How to address this challenge
Here at Croud we are pioneering new ways to answer this knotty challenge for our customers through custom attribution across a number of methodologies.
Custom Attribution
using the retail media API’s to manage sales conversion data to connect data together is the first step in this chain and it depends on which retail media channels are being used. If Amazon is a large part of your retail puzzle connecting to the Amazon API should be a priority to manage attribution across the funnel. Custom attribution is where your first party data is used to train a predictive data-driven attribution model that is unique to your brand, and allows you to split out more accurate marketing KPIs between different retailers and products.

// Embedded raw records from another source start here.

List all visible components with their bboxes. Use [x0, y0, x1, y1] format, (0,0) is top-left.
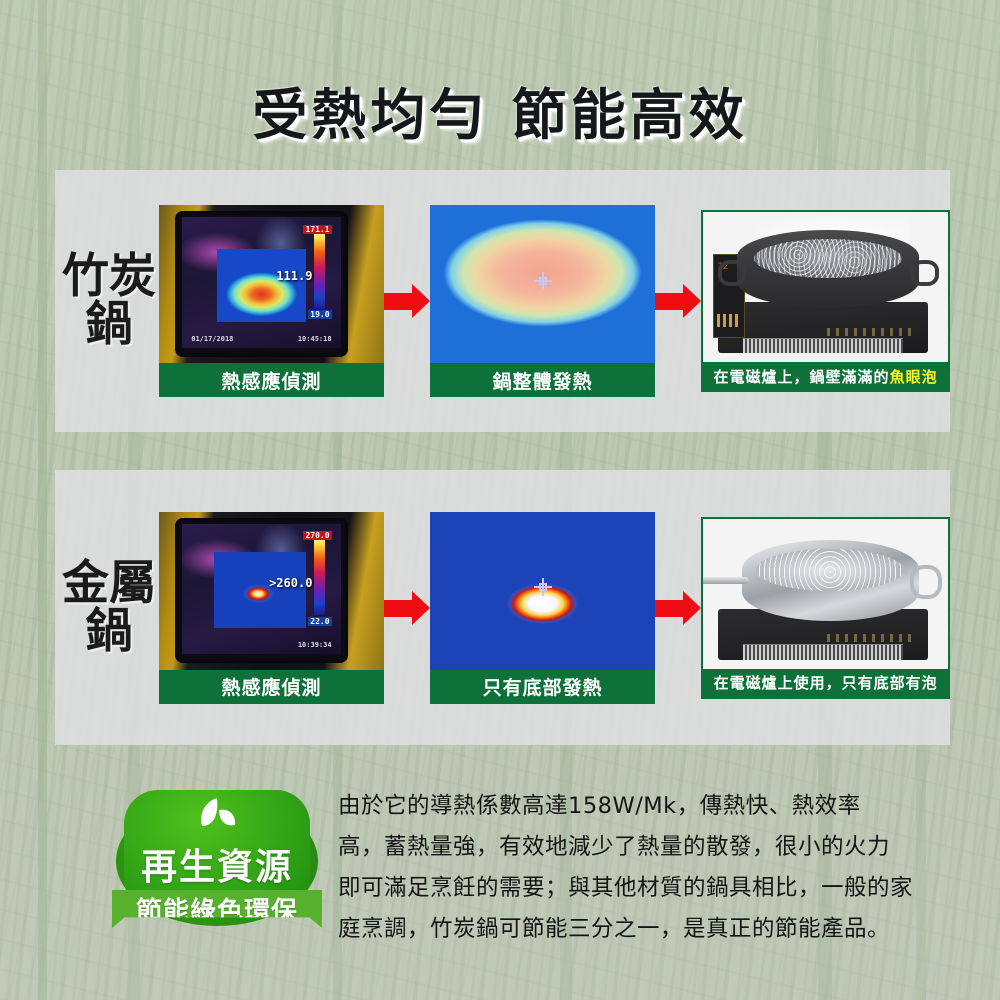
temperature-min-readout: 22.0: [308, 617, 331, 626]
cooker-vent-grille: [743, 644, 903, 659]
pot-handle-right: [910, 260, 939, 287]
crosshair-icon: [534, 272, 552, 290]
temperature-color-scale: [314, 228, 325, 309]
thermal-image-bottom-only-heating: [430, 512, 655, 670]
arrow-right-icon: [655, 284, 701, 318]
temperature-max-readout: 270.0: [303, 531, 331, 540]
thermal-overlay-region: [217, 249, 306, 322]
temperature-color-scale: [314, 534, 325, 615]
temperature-min-readout: 19.0: [308, 310, 331, 319]
comparison-panel-metal-pot: 金屬鍋 °C 270.0 >260.0 22.0 10:39:34 熱: [55, 470, 950, 745]
caption-text: 在電磁爐上使用，只有底部有泡: [714, 672, 938, 693]
thermal-camera-photo-bamboo: °C 171.1 111.9 19.0 01/17/2018 10:45:18: [159, 205, 384, 363]
photo-steel-pan-on-induction-cooker: [703, 519, 948, 669]
camera-screen: °C 270.0 >260.0 22.0 10:39:34: [182, 524, 341, 655]
description-line-1: 由於它的導熱係數高達158W/Mk，傳熱快、熱效率: [338, 786, 948, 827]
step-card-bamboo-pot-on-cooker: 22 在電磁爐上，鍋壁滿滿的魚眼泡: [701, 210, 950, 392]
step-caption-thermal-detection-bamboo: 熱感應偵測: [159, 363, 384, 397]
row-label-metal-pot: 金屬鍋: [59, 560, 159, 656]
camera-bezel: °C 171.1 111.9 19.0 01/17/2018 10:45:18: [175, 211, 348, 356]
boiling-water-surface: [756, 549, 904, 591]
cooker-control-panel-marks: [827, 328, 911, 336]
arrow-right-icon: [655, 591, 701, 625]
description-line-3: 即可滿足烹飪的需要；與其他材質的鍋具相比，一般的家: [338, 868, 948, 909]
arrow-right-icon: [384, 284, 430, 318]
step-caption-bottom-only-heating: 只有底部發熱: [430, 670, 655, 704]
caption-text: 鍋整體發熱: [493, 367, 593, 394]
step-card-steel-pan-on-cooker: 在電磁爐上使用，只有底部有泡: [701, 517, 950, 699]
caption-text: 熱感應偵測: [222, 367, 322, 394]
step-card-bottom-only-heating: 只有底部發熱: [430, 512, 655, 704]
caption-text: 在電磁爐上，鍋壁滿滿的: [714, 366, 890, 387]
row-label-bamboo-charcoal-pot: 竹炭鍋: [59, 253, 159, 349]
photo-bamboo-charcoal-pot-on-induction-cooker: 22: [703, 212, 948, 362]
induction-cooker: [718, 302, 929, 353]
step-card-thermal-detection-metal: °C 270.0 >260.0 22.0 10:39:34 熱感應偵測: [159, 512, 384, 704]
temperature-spot-readout: >260.0: [269, 576, 312, 590]
step-caption-steel-pan-on-cooker: 在電磁爐上使用，只有底部有泡: [703, 669, 948, 697]
step-caption-thermal-detection-metal: 熱感應偵測: [159, 670, 384, 704]
capture-time-label: 10:45:18: [298, 335, 332, 343]
capture-time-label: 10:39:34: [298, 641, 332, 649]
camera-bezel: °C 270.0 >260.0 22.0 10:39:34: [175, 518, 348, 663]
camera-screen: °C 171.1 111.9 19.0 01/17/2018 10:45:18: [182, 217, 341, 348]
description-line-2: 高，蓄熱量強，有效地減少了熱量的散發，很小的火力: [338, 827, 948, 868]
comparison-panel-bamboo-charcoal-pot: 竹炭鍋 °C 171.1 111.9 19.0 01/17/2018 10:45…: [55, 170, 950, 432]
bamboo-charcoal-pot: [737, 230, 918, 308]
cooker-vent-grille: [743, 338, 903, 353]
cooker-keypad: [717, 314, 741, 327]
caption-highlight-text: 魚眼泡: [890, 366, 938, 387]
thermal-image-whole-pot-heating: [430, 205, 655, 363]
eco-badge: 再生資源 節能綠色環保: [112, 790, 322, 940]
thermal-camera-photo-metal: °C 270.0 >260.0 22.0 10:39:34: [159, 512, 384, 670]
temperature-max-readout: 171.1: [303, 225, 331, 234]
page-title: 受熱均勻 節能高效: [0, 70, 1000, 150]
description-line-4: 庭烹調，竹炭鍋可節能三分之一，是真正的節能產品。: [338, 909, 948, 950]
boiling-water-surface: [754, 239, 903, 278]
thermal-overlay-region: [214, 552, 306, 628]
crosshair-icon: [534, 578, 552, 596]
pan-helper-handle: [910, 565, 942, 599]
caption-text: 只有底部發熱: [483, 673, 603, 700]
step-caption-whole-pot-heating: 鍋整體發熱: [430, 363, 655, 397]
badge-main-label: 再生資源: [112, 838, 322, 890]
caption-text: 熱感應偵測: [222, 673, 322, 700]
temperature-spot-readout: 111.9: [276, 269, 312, 283]
pot-handle-left: [718, 260, 747, 287]
arrow-right-icon: [384, 591, 430, 625]
stainless-steel-pan: [742, 540, 918, 621]
cooker-control-panel-marks: [827, 634, 911, 642]
description-paragraph: 由於它的導熱係數高達158W/Mk，傳熱快、熱效率 高，蓄熱量強，有效地減少了熱…: [338, 786, 948, 950]
pan-handle: [703, 577, 749, 584]
step-card-whole-pot-heating: 鍋整體發熱: [430, 205, 655, 397]
capture-date-label: 01/17/2018: [191, 335, 233, 343]
step-card-thermal-detection-bamboo: °C 171.1 111.9 19.0 01/17/2018 10:45:18 …: [159, 205, 384, 397]
two-leaves-icon: [112, 796, 322, 841]
step-caption-bamboo-pot-on-cooker: 在電磁爐上，鍋壁滿滿的魚眼泡: [703, 362, 948, 390]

Using custom attribution and market mix modelling together
If the retail channel you are using is a black box, with limited data visibility, then we build a base of attribution using accessible data sources and overlay an element of MMM modeling to manage external data such as brand impressions from retail media and social platforms where the customer journey is hidden by the retailer. This approach unifies the available data sources for precise short term decision making and crucially also helps answer the bigger long term questions needed to set marketing budgets for the year.
No two brands are quite alike, and the exact mix of direct and indirect retail, and the use of wholesalers and physical store networks, means that the widespread challenge of retail media attribution has many variants. A custom approach, with analytics built exclusively for you by an expert team of marketing analysts and data scientists, gives you the very best shot at cracking the retail media attribution code.